Karanlığın Soluğu – Maxime Chattam
🔪 Herkese merhaba! Bu yılın ilk polisiye kitabını okudum. Maxime Chattam’ın üçlemesi olan serinin ikinci kitabı Karanlığın Soluğu’na mart sonunda başlamıştım ama nisan ayı okuduğum kitaplara giriyor. Chattam’ın kalemini çok beğeniyorum ama bu kitabı çok yoğun olduğum bir zamanda okumam doğru olmadı. Beklediğim keyfi yaşayamadım.

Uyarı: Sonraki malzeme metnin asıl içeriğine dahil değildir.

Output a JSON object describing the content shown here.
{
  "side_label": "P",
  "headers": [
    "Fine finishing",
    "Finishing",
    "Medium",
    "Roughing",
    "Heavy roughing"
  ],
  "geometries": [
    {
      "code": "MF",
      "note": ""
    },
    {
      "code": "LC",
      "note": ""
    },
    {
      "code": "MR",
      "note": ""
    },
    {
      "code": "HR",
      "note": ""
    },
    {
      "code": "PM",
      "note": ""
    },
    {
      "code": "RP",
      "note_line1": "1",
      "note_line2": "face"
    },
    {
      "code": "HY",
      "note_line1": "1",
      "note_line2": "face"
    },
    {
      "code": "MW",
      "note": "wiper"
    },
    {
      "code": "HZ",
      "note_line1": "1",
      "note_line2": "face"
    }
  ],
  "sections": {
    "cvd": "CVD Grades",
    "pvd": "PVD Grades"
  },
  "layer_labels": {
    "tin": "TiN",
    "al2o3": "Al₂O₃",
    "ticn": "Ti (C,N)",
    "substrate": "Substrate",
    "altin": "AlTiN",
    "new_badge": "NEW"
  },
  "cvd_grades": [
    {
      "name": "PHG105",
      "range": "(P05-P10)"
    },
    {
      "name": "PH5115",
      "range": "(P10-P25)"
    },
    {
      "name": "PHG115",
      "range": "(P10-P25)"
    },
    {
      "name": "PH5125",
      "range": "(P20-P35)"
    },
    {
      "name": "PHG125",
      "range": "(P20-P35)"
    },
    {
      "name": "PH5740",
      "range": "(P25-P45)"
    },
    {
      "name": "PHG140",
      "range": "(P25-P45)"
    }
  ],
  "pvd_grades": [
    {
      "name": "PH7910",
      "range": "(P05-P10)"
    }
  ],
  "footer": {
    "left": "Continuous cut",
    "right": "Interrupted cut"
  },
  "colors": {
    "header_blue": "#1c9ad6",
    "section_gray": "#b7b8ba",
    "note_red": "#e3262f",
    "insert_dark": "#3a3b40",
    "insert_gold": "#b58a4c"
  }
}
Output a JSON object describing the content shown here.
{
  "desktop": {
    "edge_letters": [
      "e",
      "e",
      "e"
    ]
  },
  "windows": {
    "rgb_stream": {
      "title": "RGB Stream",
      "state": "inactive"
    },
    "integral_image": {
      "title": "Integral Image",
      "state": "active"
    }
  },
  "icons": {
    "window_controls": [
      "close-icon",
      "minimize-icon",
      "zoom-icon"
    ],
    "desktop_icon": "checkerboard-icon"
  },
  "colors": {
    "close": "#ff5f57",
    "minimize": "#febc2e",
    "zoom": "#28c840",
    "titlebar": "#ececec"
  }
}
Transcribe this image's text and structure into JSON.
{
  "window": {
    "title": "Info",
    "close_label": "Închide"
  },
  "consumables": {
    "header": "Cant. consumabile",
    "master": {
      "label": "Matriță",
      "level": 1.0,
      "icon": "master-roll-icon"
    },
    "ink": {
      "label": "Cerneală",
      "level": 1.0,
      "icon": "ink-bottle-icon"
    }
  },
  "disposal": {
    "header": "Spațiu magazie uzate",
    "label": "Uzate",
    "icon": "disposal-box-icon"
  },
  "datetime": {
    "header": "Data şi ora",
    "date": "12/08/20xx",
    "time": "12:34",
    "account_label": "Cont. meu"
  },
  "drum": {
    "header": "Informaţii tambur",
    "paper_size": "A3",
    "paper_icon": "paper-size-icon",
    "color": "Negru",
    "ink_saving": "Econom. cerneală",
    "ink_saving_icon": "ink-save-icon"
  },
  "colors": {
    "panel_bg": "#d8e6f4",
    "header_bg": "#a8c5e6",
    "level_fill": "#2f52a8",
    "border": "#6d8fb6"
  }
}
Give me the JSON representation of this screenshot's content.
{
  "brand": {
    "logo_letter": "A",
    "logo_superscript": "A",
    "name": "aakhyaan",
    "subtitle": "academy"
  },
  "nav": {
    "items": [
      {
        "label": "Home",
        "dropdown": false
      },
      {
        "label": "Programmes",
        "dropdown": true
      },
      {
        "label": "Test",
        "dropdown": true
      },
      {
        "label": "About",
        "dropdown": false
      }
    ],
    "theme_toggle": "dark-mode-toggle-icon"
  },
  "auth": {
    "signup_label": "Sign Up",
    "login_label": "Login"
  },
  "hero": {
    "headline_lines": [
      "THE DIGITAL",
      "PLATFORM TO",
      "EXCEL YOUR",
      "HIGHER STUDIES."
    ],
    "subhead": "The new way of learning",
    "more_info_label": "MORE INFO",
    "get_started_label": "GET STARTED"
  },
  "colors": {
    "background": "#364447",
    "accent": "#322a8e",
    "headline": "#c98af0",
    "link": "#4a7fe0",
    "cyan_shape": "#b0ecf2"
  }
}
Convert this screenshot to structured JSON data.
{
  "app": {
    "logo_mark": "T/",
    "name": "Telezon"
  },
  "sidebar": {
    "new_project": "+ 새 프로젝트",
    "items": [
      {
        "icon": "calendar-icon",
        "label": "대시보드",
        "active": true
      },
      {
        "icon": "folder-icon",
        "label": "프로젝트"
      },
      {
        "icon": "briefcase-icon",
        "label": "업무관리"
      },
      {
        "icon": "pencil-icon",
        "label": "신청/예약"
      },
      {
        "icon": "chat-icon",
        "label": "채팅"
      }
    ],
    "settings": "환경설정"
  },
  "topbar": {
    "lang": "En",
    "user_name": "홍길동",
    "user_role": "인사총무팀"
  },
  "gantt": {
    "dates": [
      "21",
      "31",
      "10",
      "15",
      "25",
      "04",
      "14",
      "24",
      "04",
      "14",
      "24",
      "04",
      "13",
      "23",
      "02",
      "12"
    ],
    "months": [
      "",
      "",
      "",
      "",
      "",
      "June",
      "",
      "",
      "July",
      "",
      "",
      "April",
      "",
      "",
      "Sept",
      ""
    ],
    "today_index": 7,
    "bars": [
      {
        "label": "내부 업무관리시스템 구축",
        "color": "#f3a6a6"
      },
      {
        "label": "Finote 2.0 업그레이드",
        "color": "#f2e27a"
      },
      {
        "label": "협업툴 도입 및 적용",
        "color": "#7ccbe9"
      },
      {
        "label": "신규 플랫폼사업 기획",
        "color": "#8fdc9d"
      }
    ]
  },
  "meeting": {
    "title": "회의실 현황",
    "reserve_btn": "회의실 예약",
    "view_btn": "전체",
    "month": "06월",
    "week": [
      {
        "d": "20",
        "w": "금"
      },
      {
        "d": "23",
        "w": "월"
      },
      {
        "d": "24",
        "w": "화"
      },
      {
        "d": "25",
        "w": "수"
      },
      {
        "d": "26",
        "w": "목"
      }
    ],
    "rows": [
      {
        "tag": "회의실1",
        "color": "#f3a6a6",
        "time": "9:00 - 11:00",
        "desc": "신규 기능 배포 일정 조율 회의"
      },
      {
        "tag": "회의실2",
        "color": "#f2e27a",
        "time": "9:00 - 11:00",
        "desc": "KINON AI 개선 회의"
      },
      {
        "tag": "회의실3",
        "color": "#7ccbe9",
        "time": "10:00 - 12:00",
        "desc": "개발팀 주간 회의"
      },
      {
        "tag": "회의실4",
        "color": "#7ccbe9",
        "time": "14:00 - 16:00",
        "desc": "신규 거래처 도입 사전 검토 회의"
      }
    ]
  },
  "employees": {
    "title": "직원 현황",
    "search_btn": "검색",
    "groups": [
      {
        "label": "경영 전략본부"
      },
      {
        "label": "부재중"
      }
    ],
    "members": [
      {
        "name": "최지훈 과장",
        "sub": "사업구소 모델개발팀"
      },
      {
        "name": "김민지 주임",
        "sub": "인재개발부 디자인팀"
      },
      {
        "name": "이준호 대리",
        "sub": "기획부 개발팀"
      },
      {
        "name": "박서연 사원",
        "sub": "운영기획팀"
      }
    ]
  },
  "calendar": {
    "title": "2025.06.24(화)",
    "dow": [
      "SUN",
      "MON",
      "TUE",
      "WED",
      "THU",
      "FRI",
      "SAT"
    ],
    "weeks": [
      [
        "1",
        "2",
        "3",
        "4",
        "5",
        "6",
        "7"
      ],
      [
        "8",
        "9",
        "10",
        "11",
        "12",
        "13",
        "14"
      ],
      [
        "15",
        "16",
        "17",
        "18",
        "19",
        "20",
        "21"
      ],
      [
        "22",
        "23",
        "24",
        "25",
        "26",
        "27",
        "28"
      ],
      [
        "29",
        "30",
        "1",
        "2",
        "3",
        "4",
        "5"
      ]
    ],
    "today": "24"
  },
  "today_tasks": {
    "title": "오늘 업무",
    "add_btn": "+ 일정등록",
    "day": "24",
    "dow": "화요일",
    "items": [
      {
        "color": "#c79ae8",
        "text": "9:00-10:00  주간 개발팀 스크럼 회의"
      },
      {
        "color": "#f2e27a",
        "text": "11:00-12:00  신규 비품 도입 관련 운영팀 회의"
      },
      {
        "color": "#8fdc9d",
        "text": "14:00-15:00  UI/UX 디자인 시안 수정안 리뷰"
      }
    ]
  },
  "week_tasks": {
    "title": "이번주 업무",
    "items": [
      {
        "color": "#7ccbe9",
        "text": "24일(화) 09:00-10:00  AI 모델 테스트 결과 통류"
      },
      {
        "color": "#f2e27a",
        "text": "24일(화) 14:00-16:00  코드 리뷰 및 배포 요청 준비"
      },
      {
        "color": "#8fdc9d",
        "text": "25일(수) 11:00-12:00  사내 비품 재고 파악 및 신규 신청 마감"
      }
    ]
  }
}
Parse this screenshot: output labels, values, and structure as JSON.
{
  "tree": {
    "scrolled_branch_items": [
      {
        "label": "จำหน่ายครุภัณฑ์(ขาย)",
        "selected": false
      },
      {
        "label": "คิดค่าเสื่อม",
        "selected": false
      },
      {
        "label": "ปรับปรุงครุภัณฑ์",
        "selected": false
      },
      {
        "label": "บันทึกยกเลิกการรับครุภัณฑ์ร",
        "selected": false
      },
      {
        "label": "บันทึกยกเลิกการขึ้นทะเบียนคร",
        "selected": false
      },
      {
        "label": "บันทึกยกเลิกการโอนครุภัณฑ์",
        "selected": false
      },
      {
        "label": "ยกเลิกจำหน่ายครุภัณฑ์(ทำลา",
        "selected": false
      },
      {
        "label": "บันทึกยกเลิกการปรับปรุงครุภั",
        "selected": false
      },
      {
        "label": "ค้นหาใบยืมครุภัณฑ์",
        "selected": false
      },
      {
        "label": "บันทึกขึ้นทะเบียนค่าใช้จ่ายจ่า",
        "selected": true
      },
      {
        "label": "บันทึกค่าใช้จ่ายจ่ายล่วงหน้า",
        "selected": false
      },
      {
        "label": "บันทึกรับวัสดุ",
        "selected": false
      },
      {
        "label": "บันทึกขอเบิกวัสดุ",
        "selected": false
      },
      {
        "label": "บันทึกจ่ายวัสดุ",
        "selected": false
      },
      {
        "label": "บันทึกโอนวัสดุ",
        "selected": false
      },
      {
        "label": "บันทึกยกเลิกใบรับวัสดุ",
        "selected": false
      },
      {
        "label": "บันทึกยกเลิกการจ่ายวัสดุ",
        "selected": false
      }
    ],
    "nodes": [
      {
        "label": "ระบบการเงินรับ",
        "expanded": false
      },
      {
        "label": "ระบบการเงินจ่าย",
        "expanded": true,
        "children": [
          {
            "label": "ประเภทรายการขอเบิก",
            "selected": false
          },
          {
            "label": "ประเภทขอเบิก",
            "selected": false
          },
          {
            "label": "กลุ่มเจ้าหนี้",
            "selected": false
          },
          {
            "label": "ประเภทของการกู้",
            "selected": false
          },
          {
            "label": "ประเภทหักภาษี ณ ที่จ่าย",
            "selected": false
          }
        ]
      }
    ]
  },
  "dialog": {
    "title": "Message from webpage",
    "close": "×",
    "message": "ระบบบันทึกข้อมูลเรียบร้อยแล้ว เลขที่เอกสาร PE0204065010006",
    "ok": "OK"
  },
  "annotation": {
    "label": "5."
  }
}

🔪 New York’ta pek çok insan kaçırılıyor ve bir daha bulunamıyor. Tek bulunan kişi de kafa derisi yüzülmüş haldedir. Julia, cehennemden kaçtığını ve Şeytan’la da tanıştığını iddia eder. Bu vakaların devamı ile genç polis Annabel O’Donnel ve eski profil uzmanı Joshua Brolin’in yardımıyla müthiş gizem çözülmeye çalışılır. Bu kafa derileri yüzülmüş cesetlerin katili hangi akla sahip ki bunu bu kadar ileri boyutta yapmaya devam ediyor? Brolin, geçmişinin verdiği savaşla bu vakayı doğru çözebilecek mi? Özellikle duyguları ve yansıttığı arasında bir karmaşık düğüm olan Annabel, bu vakadan nasıl bir sonuç çıkaracak?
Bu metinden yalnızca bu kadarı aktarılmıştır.